Rod Adkins, general manager for IBM Corp.'s pervasive computing division, used his keynote address at the VOX 2002 speech technology conference here to both promote speech technology in the enterprise and to criticize long-time rival Microsoft Corp. for fragmenting the speech industry with the introduction of another standard for speech development.
"A little salt is okay, but too much SALT is not good for you," Adkins said, referring to the Microsoft-supported development environment for speech-enabling Web sites and for so-called multi-modal interaction on non-PC devices.
Multi-modal refers to the ability to mix interfaces, voice, and graphics on a single device.
Last year, when the SALT (Speech Application Language Tags) Forum introduced technology supported by Microsoft, SpeechWorks, and other companies, SALT members claimed that Voice XML, the current speech development standard, was adequate for telephony-based applications but too cumbersome for small devices using mixed interfaces.
Although Adkins said the debate between Voice XML and SALT was not an argument about us versus them, he did appear to couch it in those terms.
"Our colleagues in Redmond [Wash.] have one approach, and we recognize some developers will use SALT and Microsoft will eventually support its developers," Adkins said.
Adkins claimed a more reasonable approach would say that there has to be a single standard-based approach for tools to be developed, skills taught, and middleware built.
IBM, Motorola, and Opera Software sponsored a multi-modal specification, called X+V, and submitted it to the W3C last December. The W3C previously approved Voice XML as the standard for speech development.
"We think xHTML and Voice, X+V, is a sounder approach to capitalize on what is out there: 50,000 VXML developers," Adkins said.

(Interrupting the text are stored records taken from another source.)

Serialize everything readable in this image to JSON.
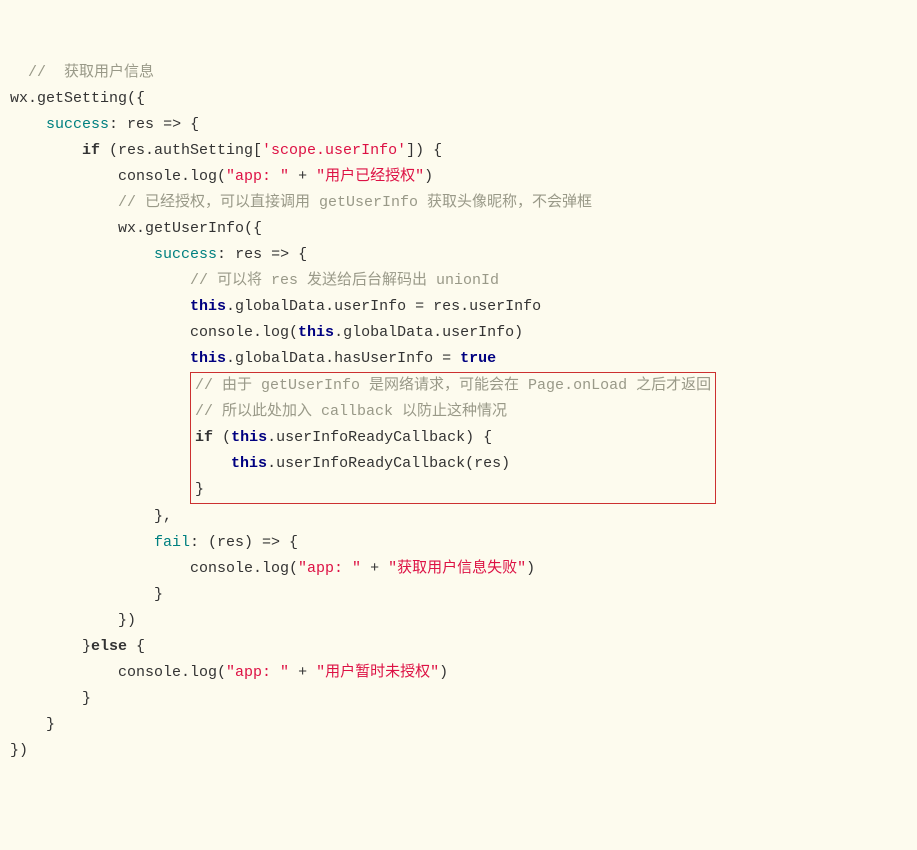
{
  "code": {
    "l01": "  //  获取用户信息",
    "l02a": "wx",
    "l02b": ".getSetting({",
    "l03a": "    success",
    "l03b": ": ",
    "l03c": "res",
    "l03d": " => {",
    "l04a": "        if",
    "l04b": " (res.authSetting[",
    "l04c": "'scope.userInfo'",
    "l04d": "]) {",
    "l05a": "            console.log(",
    "l05b": "\"app: \"",
    "l05c": " + ",
    "l05d": "\"用户已经授权\"",
    "l05e": ")",
    "l06": "            // 已经授权，可以直接调用 getUserInfo 获取头像昵称，不会弹框",
    "l07a": "            wx",
    "l07b": ".getUserInfo({",
    "l08a": "                success",
    "l08b": ": ",
    "l08c": "res",
    "l08d": " => {",
    "l09": "                    // 可以将 res 发送给后台解码出 unionId",
    "l10a": "                    ",
    "l10b": "this",
    "l10c": ".globalData.userInfo = res.userInfo",
    "l11a": "                    console.log(",
    "l11b": "this",
    "l11c": ".globalData.userInfo)",
    "l12a": "                    ",
    "l12b": "this",
    "l12c": ".globalData.hasUserInfo = ",
    "l12d": "true",
    "pad": "                    ",
    "h01": "// 由于 getUserInfo 是网络请求，可能会在 Page.onLoad 之后才返回",
    "h02": "// 所以此处加入 callback 以防止这种情况",
    "h03a": "if",
    "h03b": " (",
    "h03c": "this",
    "h03d": ".userInfoReadyCallback) {",
    "h04a": "    ",
    "h04b": "this",
    "h04c": ".userInfoReadyCallback(res)",
    "h05": "}",
    "l18": "                },",
    "l19a": "                fail",
    "l19b": ": (res) => {",
    "l20a": "                    console.log(",
    "l20b": "\"app: \"",
    "l20c": " + ",
    "l20d": "\"获取用户信息失败\"",
    "l20e": ")",
    "l21": "                }",
    "l22": "            })",
    "l23a": "        }",
    "l23b": "else",
    "l23c": " {",
    "l24a": "            console.log(",
    "l24b": "\"app: \"",
    "l24c": " + ",
    "l24d": "\"用户暂时未授权\"",
    "l24e": ")",
    "l25": "        }",
    "l26": "    }",
    "l27": "})"
  }
}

IBM and Opera Software will also work jointly to develop a multi-modal browser based on the X+V specification, said Adkins. The beta version of the browser will be available this fall and will give users both Web-based and voice-based information on a single device.
Adkins ended his talk by reiterating that in the current economic climate the game plan should be to exploit existing resources and that companies will not want to fund the development of new skills, new learning, and new investment to roll out voice solutions, as would be required if they selected SALT over Voice XML.